Viewing an article in the news about Pegasus spyware, I read that one of the functions of Pegasus was to steal passwords. I have often seen people store passwords in Excel, Notepad and in their browsers. In addition, I often see passwords being sent by E-mail, text messaging, WhatsApp and other social media communications platforms. According to Morning Brew:
The [Pegasus] spyware unlocks root access to a device, meaning the user can see the target’s emails, call logs, social media, passwords, pictures, video, sound recordings, and browsing history—including apps with end-to-end encryption, like WhatsApp and Signal.
When you save your passwords digitally, they are susceptible to being discovered by malware.
Why is Storing or Saving Passwords in a Browser NOT Secure?
If you save your passwords in your browser, a person may be able to sit at your desk, visit a Web site such as Gmail or your bank and access your account without having to know your password, because it’s saved. What’s worse is that the same person can view your saved passwords relatively easily and without having any advanced computer skills.
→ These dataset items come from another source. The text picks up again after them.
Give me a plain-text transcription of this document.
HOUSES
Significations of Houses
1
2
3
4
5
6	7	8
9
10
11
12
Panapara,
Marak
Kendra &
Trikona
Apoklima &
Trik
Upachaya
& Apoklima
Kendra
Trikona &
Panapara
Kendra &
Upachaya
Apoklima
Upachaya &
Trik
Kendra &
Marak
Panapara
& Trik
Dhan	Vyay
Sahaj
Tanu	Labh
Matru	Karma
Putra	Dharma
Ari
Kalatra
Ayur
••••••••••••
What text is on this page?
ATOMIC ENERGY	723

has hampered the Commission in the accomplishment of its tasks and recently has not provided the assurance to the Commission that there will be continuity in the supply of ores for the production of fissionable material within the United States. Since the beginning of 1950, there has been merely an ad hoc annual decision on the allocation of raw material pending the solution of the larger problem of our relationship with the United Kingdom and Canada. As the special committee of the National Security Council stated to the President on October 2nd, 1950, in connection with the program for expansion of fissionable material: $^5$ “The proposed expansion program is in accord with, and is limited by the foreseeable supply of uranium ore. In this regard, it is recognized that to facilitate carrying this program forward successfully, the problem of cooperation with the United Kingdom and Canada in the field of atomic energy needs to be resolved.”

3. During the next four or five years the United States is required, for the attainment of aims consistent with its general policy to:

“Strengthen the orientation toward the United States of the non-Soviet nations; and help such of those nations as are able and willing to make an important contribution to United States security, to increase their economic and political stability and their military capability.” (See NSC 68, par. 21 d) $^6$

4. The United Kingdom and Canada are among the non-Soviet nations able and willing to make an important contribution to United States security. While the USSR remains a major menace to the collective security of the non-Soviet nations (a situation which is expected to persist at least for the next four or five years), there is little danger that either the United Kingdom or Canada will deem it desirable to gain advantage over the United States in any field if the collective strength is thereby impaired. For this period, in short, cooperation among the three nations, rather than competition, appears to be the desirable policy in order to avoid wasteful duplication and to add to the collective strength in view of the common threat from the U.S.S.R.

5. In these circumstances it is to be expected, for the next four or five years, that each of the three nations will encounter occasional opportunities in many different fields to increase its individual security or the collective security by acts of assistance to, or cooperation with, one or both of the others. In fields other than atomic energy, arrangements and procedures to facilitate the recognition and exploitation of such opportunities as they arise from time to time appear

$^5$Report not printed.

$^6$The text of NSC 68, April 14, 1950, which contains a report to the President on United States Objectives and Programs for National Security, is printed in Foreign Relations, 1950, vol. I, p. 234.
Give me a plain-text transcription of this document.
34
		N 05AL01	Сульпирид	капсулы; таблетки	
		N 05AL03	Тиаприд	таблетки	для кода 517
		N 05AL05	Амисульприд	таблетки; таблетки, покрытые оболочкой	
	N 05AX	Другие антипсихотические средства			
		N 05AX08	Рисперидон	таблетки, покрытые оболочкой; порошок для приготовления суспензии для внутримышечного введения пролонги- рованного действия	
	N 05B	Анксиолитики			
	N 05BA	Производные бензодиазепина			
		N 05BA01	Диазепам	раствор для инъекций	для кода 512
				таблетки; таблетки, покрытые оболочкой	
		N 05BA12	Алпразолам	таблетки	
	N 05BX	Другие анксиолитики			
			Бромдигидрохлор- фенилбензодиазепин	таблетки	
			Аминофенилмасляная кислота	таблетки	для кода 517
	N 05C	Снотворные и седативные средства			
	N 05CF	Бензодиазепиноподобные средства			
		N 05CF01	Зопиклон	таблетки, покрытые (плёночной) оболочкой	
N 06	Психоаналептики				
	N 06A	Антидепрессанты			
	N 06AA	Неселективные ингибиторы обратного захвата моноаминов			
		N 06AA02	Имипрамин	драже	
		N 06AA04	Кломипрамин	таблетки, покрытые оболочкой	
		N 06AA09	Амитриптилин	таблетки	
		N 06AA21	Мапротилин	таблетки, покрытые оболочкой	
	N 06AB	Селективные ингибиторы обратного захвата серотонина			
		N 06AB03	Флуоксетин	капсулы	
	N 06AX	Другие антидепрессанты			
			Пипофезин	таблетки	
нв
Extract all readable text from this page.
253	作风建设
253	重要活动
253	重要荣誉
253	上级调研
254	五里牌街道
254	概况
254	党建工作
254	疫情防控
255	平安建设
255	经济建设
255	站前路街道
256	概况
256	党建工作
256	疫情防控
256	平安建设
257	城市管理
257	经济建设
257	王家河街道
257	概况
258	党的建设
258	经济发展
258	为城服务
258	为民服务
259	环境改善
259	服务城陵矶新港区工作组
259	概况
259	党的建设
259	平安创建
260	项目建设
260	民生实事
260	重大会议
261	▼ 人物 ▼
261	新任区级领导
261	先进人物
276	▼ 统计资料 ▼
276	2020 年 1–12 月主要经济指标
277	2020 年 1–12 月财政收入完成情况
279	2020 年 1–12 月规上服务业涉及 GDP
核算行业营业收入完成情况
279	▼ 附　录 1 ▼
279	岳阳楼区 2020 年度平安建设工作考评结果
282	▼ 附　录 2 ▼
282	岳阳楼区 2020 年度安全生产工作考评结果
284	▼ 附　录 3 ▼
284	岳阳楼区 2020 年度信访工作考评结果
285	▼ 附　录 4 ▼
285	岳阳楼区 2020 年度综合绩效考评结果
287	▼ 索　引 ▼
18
Here’s how easy it is to view passwords saved in Firefox.
Open the Menu, and select Preferences.
Click Privacy & Security (from the left pane).
Scroll to Logins & Passwords.
Click Saved Logins.
Select the site from the left pane.
Click Show Passwords.
It’s just as easy on other browsers! Anybody with access to your computer can easily view your saved passwords. If it’s this easy for someone with little or no IT skills, imagine a hacker with advanced computer skills and remote access to your device or a piece of malware programmed to do the same. If you don’t want your browser to ask you to save the password, you can disable it in the settings. In Firefox for example, go to settings -> security and uncheck the option ‘ask to save passwords’.
What’s more, since people oftentimes use the same password (or variations of the same password) across multiple sites, the passwords gleaned from your browser can then be used to seed a brute force attack algorithm and get into other systems.
What’s the Best Place to Store Passwords?
The best place to store passwords is in your memory. Since this is unlikely given the vast amount of passwords we need to remember, the second best place is on a sheet of paper, stored in a combination safe or in a locked drawer. Passwords should be long, at least 14 characters and should not contain dates, names of your family members or pets, since this information can often be found on social media.
Contrary to popular belief, passwords should not be unintelligible characters and numbers. They should be changed frequently, giving you the opportunity to memorize them and then scratching them from the list!
Never use names or dictionary words followed by dates as passwords. Never use personal information than can be easily obtained from social media such as family member names, pet names, birth dates and hobbies. Cracking algorithms can quickly deduce these types of passwords.
A good strategy for lengthy, easy to memorize password is to use phrases, separated by special characters. For example: I*LOVE*Breaking*Bad*yo! Although it seems lengthy and difficult to memorize, it’s not! I guarantee you will remember it after only a few logins.
Additional Password Safety Tips
- Set a screen saver inactivity period of 15 minutes or less to lock your computer in case you leave and forget to log off.
- Use lengthy password phrases and store them under lock and key until you memorize them.
- Don’t store your passwords on any electronic device and don’t save logins on your browser.
- Check your passwords periodically against dark Web database dumps to see if any services you use have been hacked.
- Don’t re-use passwords or use variations of the same password across multiple sites and services.
- Avoid using password hints. If required, use incorrect information that cannot be obtained through public records or social media.
- Secure as many services as you can with multi-factor authentication.